Pioneer Rocketplane
- Company type: Private
- Industry: Aerospace and defense
- Founded: 1996
- Headquarters: Solvang, California, United States
- Key people: Mitchell Burnside Clapp, Founder, Craig Dickman CEO/President
- Products: Suborbital spacecraft Space systems
- Number of employees: 0 (1/1/05)

= Pioneer Rocketplane =

Former aerospace company

Pioneer Rocketplane was an aerospace design and development company intent on developing affordable crewed space flight. The company is most famous for advocating a horizontal takeoff, turbo-jet and rocket propelled, aerial-refueled, rocket plane concept called the Pathfinder. The company still exists, but is no longer in operation. Pioneer's intellectual property is now owned by Rocketplane Limited, Inc., however Rocketplane Limited does not employ any of the principals of Pioneer Rocketplane.

==History==

===The "Black Horse" study===
The "Black Horse" study began with a bar napkin at the White Sands Missile Range Officers’ Club on May 12, 1993. The original concept was developed by then Air Force Captain Mitchell Burnside Clapp, who envisioned an aerial refueled, rocket-powered single-stage to orbit (SSTO) vehicle using jet fuel and hydrogen peroxide. This concept seemed a natural match for the Air Force's TransAtmospheric Vehicle (TAV) mission and studies began at the USAF Phillips Laboratory. Aerospace engineering legend Burt Rutan and noted aircraft designer Dan Raymer contributed input to the development of the design.

===The private sector===
Mitchell Burnside Clapp left the Air Force in 1996. Teaming up with Robert Zubrin and promoter Charles Lauer, he founded Pioneer Rocketplane. To help the new company get started, it allied with Dr. Zubrin's research company, Pioneer Astronautics, in Lakewood, Colorado. General Tony McPeak, now retired from the Air Force, joined the company as chairman of the board. During this time Pioneer Rocketplane refined the concept for the Pathfinder rocketplane. It had to require no new engine developments, which would postpone the first flight by years.

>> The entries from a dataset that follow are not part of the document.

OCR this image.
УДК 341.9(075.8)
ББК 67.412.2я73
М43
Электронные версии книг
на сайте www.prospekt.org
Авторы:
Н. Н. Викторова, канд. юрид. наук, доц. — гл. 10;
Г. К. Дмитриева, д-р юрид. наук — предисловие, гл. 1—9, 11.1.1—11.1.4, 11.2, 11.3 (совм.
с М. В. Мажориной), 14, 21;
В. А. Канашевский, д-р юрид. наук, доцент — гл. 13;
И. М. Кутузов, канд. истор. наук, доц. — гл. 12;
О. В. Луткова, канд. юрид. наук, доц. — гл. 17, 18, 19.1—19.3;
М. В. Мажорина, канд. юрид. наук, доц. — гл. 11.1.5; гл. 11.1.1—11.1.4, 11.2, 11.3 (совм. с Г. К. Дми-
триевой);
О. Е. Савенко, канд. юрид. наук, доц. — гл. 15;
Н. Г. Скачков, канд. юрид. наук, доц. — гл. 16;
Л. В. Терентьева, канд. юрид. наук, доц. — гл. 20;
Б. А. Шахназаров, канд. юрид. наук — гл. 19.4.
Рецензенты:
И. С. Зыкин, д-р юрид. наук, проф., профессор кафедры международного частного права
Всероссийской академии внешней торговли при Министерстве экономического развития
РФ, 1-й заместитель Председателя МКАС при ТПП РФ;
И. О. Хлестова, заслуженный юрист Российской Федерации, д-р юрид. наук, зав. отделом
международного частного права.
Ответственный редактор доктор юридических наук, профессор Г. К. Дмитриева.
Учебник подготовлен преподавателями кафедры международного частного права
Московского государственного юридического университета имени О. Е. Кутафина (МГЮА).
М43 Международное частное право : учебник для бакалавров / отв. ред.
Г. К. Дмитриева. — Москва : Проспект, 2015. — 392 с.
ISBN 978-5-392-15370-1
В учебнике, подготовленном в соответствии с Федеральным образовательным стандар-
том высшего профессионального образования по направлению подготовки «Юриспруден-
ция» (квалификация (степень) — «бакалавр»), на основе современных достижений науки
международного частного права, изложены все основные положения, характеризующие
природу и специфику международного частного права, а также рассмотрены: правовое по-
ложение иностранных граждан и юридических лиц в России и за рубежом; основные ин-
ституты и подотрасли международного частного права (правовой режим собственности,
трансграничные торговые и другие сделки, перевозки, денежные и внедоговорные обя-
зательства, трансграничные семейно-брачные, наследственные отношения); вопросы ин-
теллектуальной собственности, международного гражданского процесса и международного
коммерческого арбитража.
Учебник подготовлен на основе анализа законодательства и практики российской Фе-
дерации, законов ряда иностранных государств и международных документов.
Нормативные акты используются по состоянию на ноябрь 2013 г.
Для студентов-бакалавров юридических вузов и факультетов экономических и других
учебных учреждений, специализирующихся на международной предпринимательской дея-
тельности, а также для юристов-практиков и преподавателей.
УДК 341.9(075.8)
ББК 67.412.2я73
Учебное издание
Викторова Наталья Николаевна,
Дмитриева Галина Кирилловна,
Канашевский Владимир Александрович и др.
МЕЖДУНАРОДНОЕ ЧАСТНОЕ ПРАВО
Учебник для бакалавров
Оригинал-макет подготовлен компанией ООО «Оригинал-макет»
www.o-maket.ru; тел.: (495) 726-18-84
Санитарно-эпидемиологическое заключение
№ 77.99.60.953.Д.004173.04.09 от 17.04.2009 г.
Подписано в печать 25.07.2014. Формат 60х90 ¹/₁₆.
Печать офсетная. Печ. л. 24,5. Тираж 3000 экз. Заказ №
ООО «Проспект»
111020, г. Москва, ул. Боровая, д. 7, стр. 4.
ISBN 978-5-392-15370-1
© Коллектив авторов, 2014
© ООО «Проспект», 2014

It had to be built by subcontractors to avoid the time and expense of building an in-house manufacturing capability. Most importantly, it must be able to support the requirements for the new low Earth orbit communications satellites. This led to the switch from hydrogen peroxide to liquid oxygen as the preferred oxidizer, and drove an increase in overall size.

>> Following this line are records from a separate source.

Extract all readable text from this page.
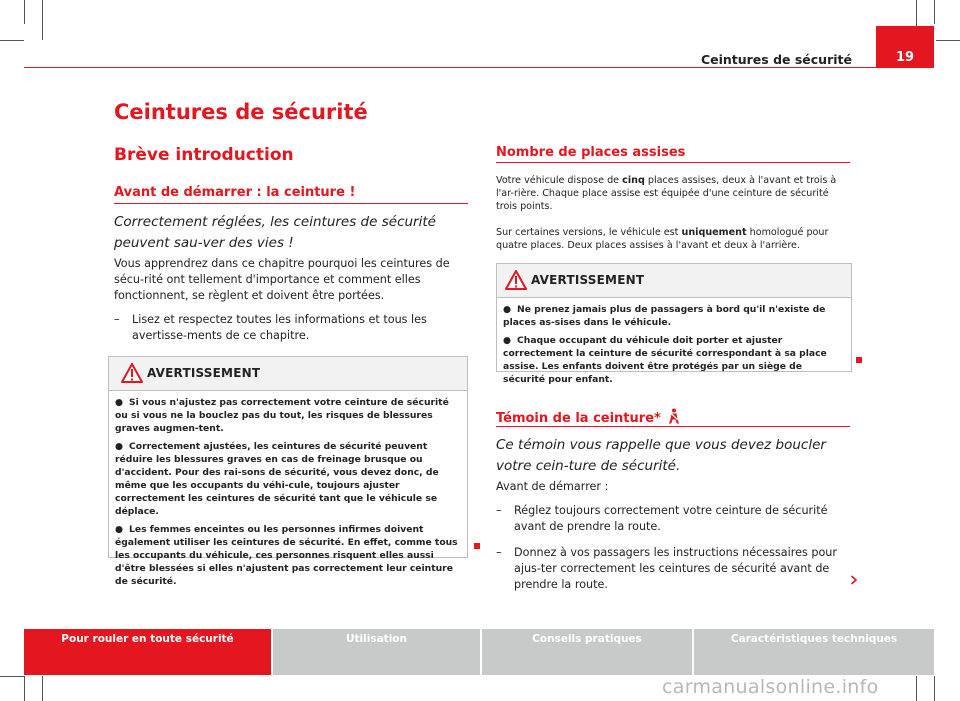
Ceintures de sécurité	19
Ceintures de sécurité
Brève introduction
Avant de démarrer : la ceinture !
Correctement réglées, les ceintures de sécurité peuvent sau-ver des vies !
Vous apprendrez dans ce chapitre pourquoi les ceintures de sécu-rité ont tellement d'importance et comment elles fonctionnent, se règlent et doivent être portées.
–	Lisez et respectez toutes les informations et tous les avertisse-ments de ce chapitre.
AVERTISSEMENT

● Si vous n'ajustez pas correctement votre ceinture de sécurité ou si vous ne la bouclez pas du tout, les risques de blessures graves augmen-tent.

● Correctement ajustées, les ceintures de sécurité peuvent réduire les blessures graves en cas de freinage brusque ou d'accident. Pour des rai-sons de sécurité, vous devez donc, de même que les occupants du véhi-cule, toujours ajuster correctement les ceintures de sécurité tant que le véhicule se déplace.

● Les femmes enceintes ou les personnes infirmes doivent également utiliser les ceintures de sécurité. En effet, comme tous les occupants du véhicule, ces personnes risquent elles aussi d'être blessées si elles n'ajustent pas correctement leur ceinture de sécurité.

Nombre de places assises
Votre véhicule dispose de cinq places assises, deux à l'avant et trois à l'ar-rière. Chaque place assise est équipée d'une ceinture de sécurité trois points.
Sur certaines versions, le véhicule est uniquement homologué pour quatre places. Deux places assises à l'avant et deux à l'arrière.
AVERTISSEMENT

● Ne prenez jamais plus de passagers à bord qu'il n'existe de places as-sises dans le véhicule.

● Chaque occupant du véhicule doit porter et ajuster correctement la ceinture de sécurité correspondant à sa place assise. Les enfants doivent être protégés par un siège de sécurité pour enfant.

Témoin de la ceinture*
Ce témoin vous rappelle que vous devez boucler votre cein-ture de sécurité.
Avant de démarrer :
–	Réglez toujours correctement votre ceinture de sécurité avant de prendre la route.
–	Donnez à vos passagers les instructions nécessaires pour ajus-ter correctement les ceintures de sécurité avant de prendre la route.
Pour rouler en toute sécurité	Utilisation	Conseils pratiques	Caractéristiques techniques
carmanualsonline.info
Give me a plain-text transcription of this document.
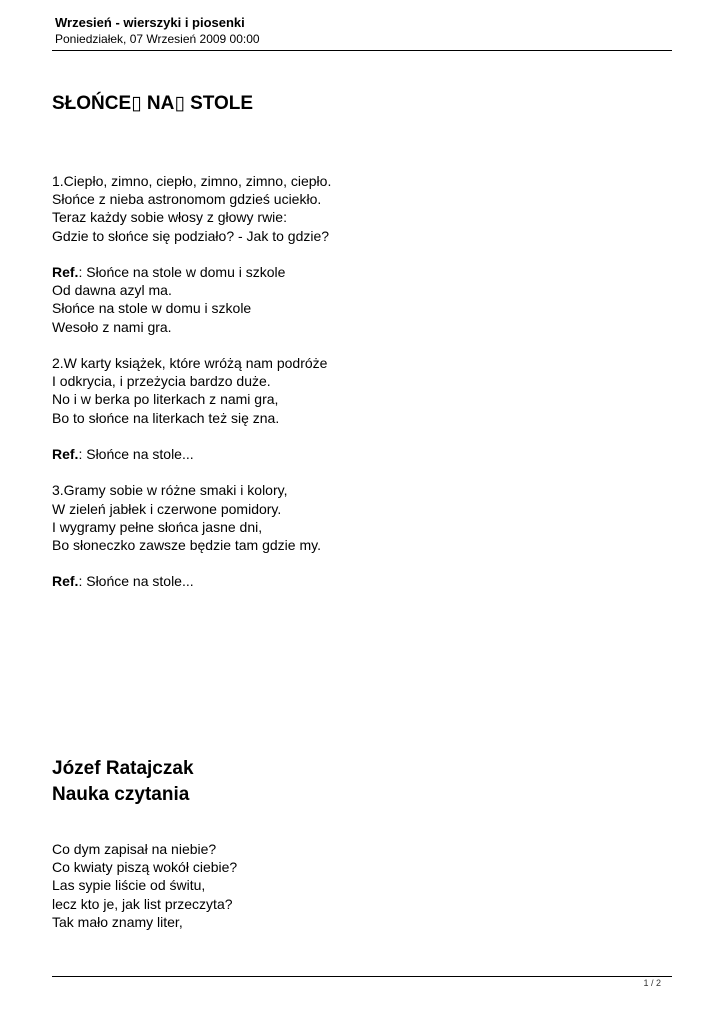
Wrzesień - wierszyki i piosenki
Poniedziałek, 07 Wrzesień 2009 00:00
SŁOŃCE▯ NA▯ STOLE
1.Ciepło, zimno, ciepło, zimno, zimno, ciepło.
Słońce z nieba astronomom gdzieś uciekło.
Teraz każdy sobie włosy z głowy rwie:
Gdzie to słońce się podziało? - Jak to gdzie?
Ref.: Słońce na stole w domu i szkole
Od dawna azyl ma.
Słońce na stole w domu i szkole
Wesoło z nami gra.
2.W karty książek, które wróżą nam podróże
I odkrycia, i przeżycia bardzo duże.
No i w berka po literkach z nami gra,
Bo to słońce na literkach też się zna.
Ref.: Słońce na stole...
3.Gramy sobie w różne smaki i kolory,
W zieleń jabłek i czerwone pomidory.
I wygramy pełne słońca jasne dni,
Bo słoneczko zawsze będzie tam gdzie my.
Ref.: Słońce na stole...
Józef Ratajczak
Nauka czytania
Co dym zapisał na niebie?
Co kwiaty piszą wokół ciebie?
Las sypie liście od świtu,
lecz kto je, jak list przeczyta?
Tak mało znamy liter,
1 / 2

Version 2.0 of the Pathfinder concept was delivered in 1997 by Conceptual Research Corporation.

===Rocketplane Limited===
In 2001, Rocketplane Limited, Inc. was formed. Pioneer Rocketplane is a part owner of Rocketplane Limited, but ceased operations as an independent company. Rocketplane Limited purchased the intellectual property of Pioneer and put in place an all new management and engineering team to push the development of the Rocketplane XP. In 2006, it acquired Kistler Aerospace.